Importantly, AM-36 was shown to be neuroprotective following delayed administration in this model, and it should be emphasized that while recovery in this study was only investigated up to 48 h post-ischaemia, sustained protective effects have been demonstrated in more chronic studies conducted in our laboratory (unpublished observations). Thus, the profound neuroprotection and functional recovery with this drug is a permanent effect and not merely the result of spontaneous recovery that has been observed in previous studies (Schallert et al., 2003).

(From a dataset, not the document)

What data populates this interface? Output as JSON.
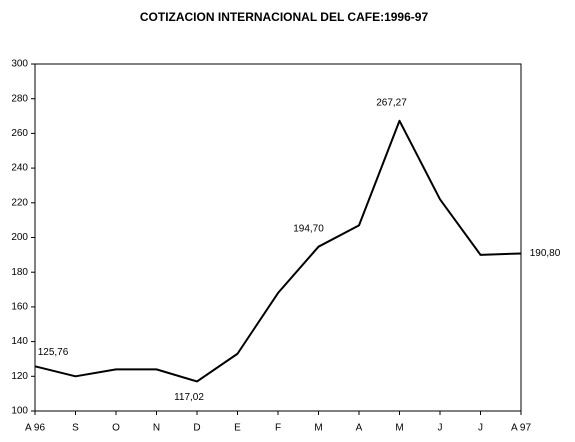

In conclusion, the present data confirms the effectiveness of AM-36 in reducing infarct size and functional deficits following transient cerebral ischaemia. More importantly, this data demonstrates that AM-36 can reduce the neutrophil inflammatory response and BBB breakdown after focal stroke. The mechanism by which AM-36 exerts this action is unknown, but it is likely that AM-36 reduces disruption to the BBB, thus inhibiting trans-endothelial migration of neutrophils through a combination of its properties. The present study adds support to a pathogenic role of neutrophils following cerebral ischaemia and provides the basis for additional investigation into development of drugs to limit neutrophil entry into the brain parenchyma.

Acknowledgments

This work was supported by the National Health and Medical Research Council of Australia (Program Grant # 236805). Dr Y Ishizuka was the recipient of a fellowship from the Mitsubishi Pharma Research Foundation.

Abbreviations

AM-36

[1-(2-(4-chloro-phenyl)-2-hydroxy)-ethyl-4-(3,5-bis(1,1-dimethylethyl)-4-hydroxyphenyl) methylpiperazine di-tartrate]

BW619C89

[4-amino-2-(4-methyl-1-piperazinyl)-5-(2,3,5-trichlorophenyl) pyrimidine]

BBB

blood brain barrier

BHT

3,5-dibutyl-4-hydroxy-toluene

BN 80933

(S)-N-[4-[4-[(3,4-Dihydro-6-hydroxy-2,5,7,8-tetramethyl-2H-1-benzopyran-2-yl)carbonyl]-1-piperazinyl]phenyl]-2-thiophenecarboximid-amide

ET-1

endothelin-1

ICAM-1

intracellular adhesion molecule-1

IR

immunoreactive

LY231617

2,6-bis-(1,1-Dimethylethyl)-4-[[(1-ethyl)amino]methyl]phenol, Hydrochloride

MCA

middle cerebral artery

MCAo

middle cerebral artery occlusion

MPO

myeloperoxidase

NADPH

reduced nicotinamide adenine dinucleotide phosphate

NGS

normal goat serum

PMN

polymorphonuclear neutrophil

ROS

reactive oxygen species

TTX

tetrodotoxin

Conflicts of interest

The authors state no conflict of interest.